= Michael L. Perlin =

American lawyer

Michael L. Perlin is an American lawyer and professor at the New York Law School. He is an internationally recognized expert on "mental disability law" and how the legal system deals with individuals with mental disorders or intellectual disability. He has authored over 23 books and nearly 300 scholarly articles on the subject.

==Biography==
Perlin started practicing law in New Jersey, US as a public criminal defense lawyer and mental health advocate for people with mental disabilities, and joined the New York Law School faculty in 1984. In 1985 he filed an amicus brief in Ake v. Oklahoma, in which the Supreme Court ruled that a person who is indigent has a right to receive a psychiatric evaluation, provided by the state, in cases where the insanity defense is being used.

Perlin has written extensively about "sanism", a concept created from the term "sane" by lawyer-physician Morton Birnbaum. Perlin refers to the widespread prejudice and discrimination that "permeates all aspects of mental disability law and affects all participants in the mental disability law system: litigants, fact finders, counsel, and expert and lay witnesses."
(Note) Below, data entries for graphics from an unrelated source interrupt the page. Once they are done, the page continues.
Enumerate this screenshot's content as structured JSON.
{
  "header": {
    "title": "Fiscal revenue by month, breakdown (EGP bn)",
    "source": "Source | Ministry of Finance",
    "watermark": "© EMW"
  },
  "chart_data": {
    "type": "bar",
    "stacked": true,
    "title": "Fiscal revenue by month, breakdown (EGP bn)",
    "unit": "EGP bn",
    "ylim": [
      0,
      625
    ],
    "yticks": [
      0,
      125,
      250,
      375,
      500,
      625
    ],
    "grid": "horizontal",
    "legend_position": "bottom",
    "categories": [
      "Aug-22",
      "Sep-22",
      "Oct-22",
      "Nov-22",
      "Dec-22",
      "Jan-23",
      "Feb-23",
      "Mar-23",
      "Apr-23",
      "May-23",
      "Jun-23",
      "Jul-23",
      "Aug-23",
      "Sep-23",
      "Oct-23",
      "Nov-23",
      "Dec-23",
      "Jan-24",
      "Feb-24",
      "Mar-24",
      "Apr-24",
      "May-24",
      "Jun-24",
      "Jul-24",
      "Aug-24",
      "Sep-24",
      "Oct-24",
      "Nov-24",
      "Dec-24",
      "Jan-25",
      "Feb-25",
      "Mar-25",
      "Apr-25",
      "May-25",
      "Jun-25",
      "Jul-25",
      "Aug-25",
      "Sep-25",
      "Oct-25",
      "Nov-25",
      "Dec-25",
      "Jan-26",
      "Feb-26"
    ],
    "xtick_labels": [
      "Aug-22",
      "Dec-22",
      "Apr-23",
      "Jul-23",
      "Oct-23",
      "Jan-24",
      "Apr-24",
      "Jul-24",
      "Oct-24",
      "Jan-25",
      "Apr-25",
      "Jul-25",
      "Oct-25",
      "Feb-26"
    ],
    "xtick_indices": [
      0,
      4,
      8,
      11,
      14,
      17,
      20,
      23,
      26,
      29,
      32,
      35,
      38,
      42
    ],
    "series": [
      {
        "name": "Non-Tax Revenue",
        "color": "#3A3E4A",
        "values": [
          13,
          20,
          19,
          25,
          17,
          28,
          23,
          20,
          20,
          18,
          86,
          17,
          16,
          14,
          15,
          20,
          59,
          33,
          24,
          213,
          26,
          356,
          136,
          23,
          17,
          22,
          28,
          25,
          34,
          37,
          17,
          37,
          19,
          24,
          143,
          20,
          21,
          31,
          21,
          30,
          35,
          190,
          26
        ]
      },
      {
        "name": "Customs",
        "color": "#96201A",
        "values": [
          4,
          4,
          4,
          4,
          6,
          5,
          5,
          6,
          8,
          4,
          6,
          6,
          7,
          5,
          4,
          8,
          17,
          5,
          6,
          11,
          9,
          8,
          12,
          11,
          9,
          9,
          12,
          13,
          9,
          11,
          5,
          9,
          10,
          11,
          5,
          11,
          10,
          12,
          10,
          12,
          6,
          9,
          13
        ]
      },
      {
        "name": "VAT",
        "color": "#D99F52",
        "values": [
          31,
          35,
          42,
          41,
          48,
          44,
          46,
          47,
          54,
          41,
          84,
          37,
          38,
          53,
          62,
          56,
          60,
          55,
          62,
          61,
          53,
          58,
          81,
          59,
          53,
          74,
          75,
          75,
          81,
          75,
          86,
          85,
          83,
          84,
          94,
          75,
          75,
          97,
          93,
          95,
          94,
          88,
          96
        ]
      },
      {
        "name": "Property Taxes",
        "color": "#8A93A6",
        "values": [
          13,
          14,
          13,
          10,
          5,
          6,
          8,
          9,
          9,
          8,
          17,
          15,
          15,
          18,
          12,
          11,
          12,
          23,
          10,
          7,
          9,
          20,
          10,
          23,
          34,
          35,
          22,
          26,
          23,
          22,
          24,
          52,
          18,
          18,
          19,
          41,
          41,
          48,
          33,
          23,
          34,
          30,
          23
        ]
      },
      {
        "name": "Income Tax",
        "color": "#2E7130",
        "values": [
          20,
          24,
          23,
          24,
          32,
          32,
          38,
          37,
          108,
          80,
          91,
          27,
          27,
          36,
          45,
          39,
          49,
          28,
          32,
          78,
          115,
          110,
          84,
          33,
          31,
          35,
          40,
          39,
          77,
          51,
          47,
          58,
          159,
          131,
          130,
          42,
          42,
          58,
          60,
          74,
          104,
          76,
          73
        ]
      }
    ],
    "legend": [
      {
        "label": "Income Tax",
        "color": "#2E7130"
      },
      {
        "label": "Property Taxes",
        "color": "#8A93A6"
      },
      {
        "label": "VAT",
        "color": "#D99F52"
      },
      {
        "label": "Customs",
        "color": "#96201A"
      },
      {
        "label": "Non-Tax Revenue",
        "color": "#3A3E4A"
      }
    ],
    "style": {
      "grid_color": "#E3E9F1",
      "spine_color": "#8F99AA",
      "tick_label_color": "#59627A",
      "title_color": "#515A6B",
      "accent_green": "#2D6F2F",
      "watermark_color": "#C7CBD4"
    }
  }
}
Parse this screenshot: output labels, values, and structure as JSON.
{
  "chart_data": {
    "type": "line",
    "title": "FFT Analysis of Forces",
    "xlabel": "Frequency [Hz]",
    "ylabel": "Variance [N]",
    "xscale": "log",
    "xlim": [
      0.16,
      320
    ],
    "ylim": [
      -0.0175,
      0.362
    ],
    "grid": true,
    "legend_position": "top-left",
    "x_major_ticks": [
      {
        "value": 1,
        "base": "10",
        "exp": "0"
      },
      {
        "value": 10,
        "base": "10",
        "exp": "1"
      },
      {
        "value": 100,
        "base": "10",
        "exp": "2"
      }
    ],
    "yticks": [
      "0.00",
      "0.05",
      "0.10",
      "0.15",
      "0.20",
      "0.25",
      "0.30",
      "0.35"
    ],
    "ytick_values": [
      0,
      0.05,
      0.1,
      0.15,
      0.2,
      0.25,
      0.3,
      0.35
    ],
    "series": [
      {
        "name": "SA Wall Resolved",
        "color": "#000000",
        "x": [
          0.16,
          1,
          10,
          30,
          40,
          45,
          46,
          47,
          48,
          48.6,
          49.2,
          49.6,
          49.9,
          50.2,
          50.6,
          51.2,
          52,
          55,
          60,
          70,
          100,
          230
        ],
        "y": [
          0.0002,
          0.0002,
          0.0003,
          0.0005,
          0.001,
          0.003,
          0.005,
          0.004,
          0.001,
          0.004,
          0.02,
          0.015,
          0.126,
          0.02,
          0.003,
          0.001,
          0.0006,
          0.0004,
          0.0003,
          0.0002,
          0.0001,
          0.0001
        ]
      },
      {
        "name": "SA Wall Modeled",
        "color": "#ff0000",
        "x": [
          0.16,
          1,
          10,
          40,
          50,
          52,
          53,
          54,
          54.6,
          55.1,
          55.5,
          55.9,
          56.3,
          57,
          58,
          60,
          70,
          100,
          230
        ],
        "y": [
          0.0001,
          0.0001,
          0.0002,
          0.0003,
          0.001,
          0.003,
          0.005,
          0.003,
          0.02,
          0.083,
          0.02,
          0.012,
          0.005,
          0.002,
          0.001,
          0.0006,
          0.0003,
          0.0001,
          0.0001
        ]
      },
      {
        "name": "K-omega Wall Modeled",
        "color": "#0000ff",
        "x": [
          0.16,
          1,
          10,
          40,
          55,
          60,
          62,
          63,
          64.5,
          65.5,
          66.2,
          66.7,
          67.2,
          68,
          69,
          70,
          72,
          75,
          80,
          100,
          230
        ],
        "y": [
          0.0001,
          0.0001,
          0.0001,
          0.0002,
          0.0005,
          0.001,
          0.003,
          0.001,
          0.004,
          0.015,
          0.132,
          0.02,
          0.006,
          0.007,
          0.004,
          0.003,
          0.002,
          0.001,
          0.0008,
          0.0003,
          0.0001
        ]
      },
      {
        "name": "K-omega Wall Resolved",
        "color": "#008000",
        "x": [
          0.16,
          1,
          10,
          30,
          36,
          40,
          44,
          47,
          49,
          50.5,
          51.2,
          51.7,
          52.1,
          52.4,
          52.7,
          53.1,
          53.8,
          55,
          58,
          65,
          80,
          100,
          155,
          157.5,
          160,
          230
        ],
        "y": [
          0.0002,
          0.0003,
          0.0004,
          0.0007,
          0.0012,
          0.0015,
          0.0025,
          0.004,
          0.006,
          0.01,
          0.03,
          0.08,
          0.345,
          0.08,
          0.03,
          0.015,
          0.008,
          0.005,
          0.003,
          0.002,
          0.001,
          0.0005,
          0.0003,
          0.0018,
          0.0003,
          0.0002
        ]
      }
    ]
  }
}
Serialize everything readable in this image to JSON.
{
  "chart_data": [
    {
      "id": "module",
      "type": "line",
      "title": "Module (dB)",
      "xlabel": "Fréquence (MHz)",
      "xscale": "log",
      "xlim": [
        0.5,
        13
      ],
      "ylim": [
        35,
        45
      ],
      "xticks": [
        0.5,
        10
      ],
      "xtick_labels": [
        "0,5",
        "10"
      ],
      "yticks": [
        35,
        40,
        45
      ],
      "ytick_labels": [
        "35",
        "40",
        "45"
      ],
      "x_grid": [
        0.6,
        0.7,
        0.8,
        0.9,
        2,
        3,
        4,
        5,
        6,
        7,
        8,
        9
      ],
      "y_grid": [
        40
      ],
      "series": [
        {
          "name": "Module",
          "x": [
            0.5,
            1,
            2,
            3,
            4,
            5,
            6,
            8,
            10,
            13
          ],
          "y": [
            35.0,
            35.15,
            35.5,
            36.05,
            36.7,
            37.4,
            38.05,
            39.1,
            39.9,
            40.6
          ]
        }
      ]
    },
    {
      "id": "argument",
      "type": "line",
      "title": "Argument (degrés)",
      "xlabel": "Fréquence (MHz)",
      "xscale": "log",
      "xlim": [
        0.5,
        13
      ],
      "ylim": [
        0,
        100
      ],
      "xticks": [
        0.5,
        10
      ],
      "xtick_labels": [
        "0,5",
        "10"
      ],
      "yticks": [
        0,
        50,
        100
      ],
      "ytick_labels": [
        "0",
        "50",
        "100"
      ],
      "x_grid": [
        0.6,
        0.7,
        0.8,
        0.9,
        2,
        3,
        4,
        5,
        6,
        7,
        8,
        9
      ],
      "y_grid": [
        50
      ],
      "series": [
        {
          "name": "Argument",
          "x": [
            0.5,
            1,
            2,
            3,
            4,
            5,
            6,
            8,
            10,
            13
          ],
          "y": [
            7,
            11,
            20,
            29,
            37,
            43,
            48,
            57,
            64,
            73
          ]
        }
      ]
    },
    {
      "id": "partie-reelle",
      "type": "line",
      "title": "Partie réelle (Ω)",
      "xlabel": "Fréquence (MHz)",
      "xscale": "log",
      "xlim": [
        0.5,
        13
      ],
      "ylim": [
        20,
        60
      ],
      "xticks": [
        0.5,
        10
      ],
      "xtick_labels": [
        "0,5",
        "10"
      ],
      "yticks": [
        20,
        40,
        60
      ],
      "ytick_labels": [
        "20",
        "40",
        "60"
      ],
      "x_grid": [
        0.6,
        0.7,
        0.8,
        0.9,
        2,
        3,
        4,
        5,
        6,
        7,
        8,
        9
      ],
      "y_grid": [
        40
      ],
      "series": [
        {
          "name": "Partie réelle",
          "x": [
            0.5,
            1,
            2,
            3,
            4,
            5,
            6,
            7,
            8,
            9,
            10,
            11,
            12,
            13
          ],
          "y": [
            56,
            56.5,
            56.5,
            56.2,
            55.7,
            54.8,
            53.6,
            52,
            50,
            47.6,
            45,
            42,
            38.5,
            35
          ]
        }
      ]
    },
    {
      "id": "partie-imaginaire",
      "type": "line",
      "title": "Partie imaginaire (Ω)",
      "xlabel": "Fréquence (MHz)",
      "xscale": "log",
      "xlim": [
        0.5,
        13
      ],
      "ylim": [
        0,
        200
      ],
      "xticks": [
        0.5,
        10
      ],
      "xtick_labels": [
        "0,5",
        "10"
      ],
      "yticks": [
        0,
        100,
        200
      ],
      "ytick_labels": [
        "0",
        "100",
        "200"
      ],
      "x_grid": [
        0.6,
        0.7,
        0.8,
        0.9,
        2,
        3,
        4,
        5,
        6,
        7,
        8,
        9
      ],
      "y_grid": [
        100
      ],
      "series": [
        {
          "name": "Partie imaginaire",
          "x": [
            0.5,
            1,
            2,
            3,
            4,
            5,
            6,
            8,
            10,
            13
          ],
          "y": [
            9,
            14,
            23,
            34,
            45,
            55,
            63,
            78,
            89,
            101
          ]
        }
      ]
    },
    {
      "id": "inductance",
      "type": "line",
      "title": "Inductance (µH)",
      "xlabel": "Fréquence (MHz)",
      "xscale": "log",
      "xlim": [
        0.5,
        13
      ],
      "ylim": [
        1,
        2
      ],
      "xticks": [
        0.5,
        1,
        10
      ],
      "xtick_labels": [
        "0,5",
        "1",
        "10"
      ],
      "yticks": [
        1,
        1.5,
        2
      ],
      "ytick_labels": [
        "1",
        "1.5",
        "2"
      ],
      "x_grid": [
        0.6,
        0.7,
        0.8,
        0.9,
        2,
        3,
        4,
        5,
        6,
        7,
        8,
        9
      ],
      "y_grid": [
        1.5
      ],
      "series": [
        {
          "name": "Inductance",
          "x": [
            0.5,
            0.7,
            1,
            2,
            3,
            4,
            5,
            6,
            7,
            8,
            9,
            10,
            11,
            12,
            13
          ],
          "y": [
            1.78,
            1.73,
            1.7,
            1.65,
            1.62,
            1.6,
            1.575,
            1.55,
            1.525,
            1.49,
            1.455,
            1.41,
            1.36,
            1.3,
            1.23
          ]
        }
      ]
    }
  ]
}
In 1996 Perlin wrote an article criticizing the Supreme Court decision Godinez v. Moran, as its repercussions were evident in what was widely considered a "charade" trial of mass murderer Colin Ferguson. Perlin entitled his paper "Dignity was the First to Leave" and since then has used Bob Dylan lyrics to name all of his scholarly law articles.

Perlin has said that he sums up the essence of his attempt to educate society about the manner in which sanist bias prevents equal justice in his ninth book The Hidden Prejudice: Mental Disability on Trial (2001). Professor of psychiatry Harvey Bluestone concluded in review that all psychiatrists should read Perlin, even though he sometimes presents them as responsible for alleged sanism.

Perlin sat on the board of the International Academy of Law and Mental Health for 20 years and worked extensively with Mental Disability Rights International, providing training and workshops in nations such as Hungary and Latvia. Since the receipt of funding in 2008, and as part of his work with the Justice Action Center, Perlin has been collaborating with advocates from Japan, Australia, and the Pacific Rim to create the Disability Rights Tribunal for Asia and the Pacific (DRTAP).

== Bibliography ==
- Perlin, Michael L (2013). "A Prescription for Dignity: Rethinking Criminal Justice and Mental Disability Law"
- Perlin, Michael L (2000). "The hidden prejudice: mental disability on trial"
- Perlin, Michael L (2013). "Mental disability and the death penalty: the shame of the states"
- Perlin, Michael L (2012). "International human rights and mental disability law: when the silenced are heard"
- Perlin, Michael L (2016). "Sexuality, disability, and the law: beyond the last frontier?"
- Perlin, Michael L (2008). "Competence in the law: from legal theory to clinical application"
- Perlin, Michael L (2006). "International human rights and comparative mental disability law: cases and materials"
- Perlin, Michael L (1994). "The jurisprudence of the insanity defense"
- Perlin, Michael L (1998). "Mental disability law: civil and criminal"

==Personal life==
Perlin has played clarinet for the Lawrence Township Community Band, and is a fan of baseball and opera. Perlin is also a huge fan of Bob Dylan, having seen him many times live and titling many of his law review articles with Dylan lyrics.